Conosciuto per la sua versatilità tattica, Hiljemark cercherà di valorizzare la rosa e di trovare il giusto equilibrio tra le due fasi di gioco. La salvezza resta la priorità e il nuovo tecnico farà di tutto per centrarla. Ma come giocherà il Pisa di Hiljemark? Scopriamolo nei dettagli.
Hiljemark ha sempre adattato il sistema di gioco alle caratteristiche dei suoi giocatori. In passato ha alternato il 3-4-3 al 4-2-3-1 e a Pisa dovrebbe orientarsi verso un 3-4-2-1. Questo modulo gli permetterà di avere un attacco pesante, mentre esterni e trequartisti agiranno con maggiore libertà.
La difesa rimarrà a tre, con maggiore mobilità grazie ai centrocampisti centrali. I nuovi acquisti potrebbero trovare più spazio e non è escluso che Hiljemark li mandi in campo già dalla prossima sfida di campionato.
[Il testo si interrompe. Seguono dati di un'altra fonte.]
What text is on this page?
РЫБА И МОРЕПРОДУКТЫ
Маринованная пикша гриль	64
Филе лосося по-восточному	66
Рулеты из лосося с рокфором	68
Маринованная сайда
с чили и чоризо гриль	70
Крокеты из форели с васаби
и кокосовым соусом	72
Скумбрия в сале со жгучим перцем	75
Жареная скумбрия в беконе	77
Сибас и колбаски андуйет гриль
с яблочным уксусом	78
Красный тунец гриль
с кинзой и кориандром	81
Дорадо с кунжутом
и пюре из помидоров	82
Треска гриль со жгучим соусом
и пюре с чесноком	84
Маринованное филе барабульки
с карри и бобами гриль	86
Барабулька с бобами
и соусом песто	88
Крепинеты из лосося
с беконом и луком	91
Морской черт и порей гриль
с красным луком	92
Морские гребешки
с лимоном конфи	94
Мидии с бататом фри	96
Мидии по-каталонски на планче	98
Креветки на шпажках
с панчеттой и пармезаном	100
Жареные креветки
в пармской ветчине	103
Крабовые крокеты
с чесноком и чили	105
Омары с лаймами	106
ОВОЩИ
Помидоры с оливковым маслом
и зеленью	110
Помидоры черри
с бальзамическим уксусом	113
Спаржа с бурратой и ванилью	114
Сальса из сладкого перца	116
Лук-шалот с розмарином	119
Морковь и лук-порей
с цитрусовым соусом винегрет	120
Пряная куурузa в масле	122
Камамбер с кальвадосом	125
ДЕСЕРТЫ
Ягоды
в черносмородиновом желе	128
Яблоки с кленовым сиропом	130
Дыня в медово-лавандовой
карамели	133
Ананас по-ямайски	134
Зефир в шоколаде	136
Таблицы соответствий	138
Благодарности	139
La formazione di partenza dovrebbe rispecchiare il 3-4-2-1 scelto da Hiljemark. La priorità rimane aumentare la pericolosità dei nerazzurri, che nella prima parte di stagione hanno segnato appena 19 reti in 23 giornate. Urge un cambio di passo immediato e il Pisa si affiderà anche alla fisicità del nuovo arrivato Durosinmi.
PISA (3-4-2-1): Scuffet; Canestrelli, Caracciolo, Bozhinov; Touré, Aebischer, Loyola, Angori; Tramoni, Moreo; Durosinmi.
I tifosi sperano che Hiljemark possa dare una scossa immediata alla squadra. Lo svedese concederà maggiore spazio ai nuovi arrivati: Bozhinov in difesa e Loyola a centrocampo potrebbero diventare i punti fermi del Pisa.
L'attesa è tutta per l'esordio contro il Verona, match fondamentale per la classifica di entrambe le squadre. Sarà una sfida tra new entry, dato che anche gli scaligeri hanno da poco esonerato Paolo Zanetti.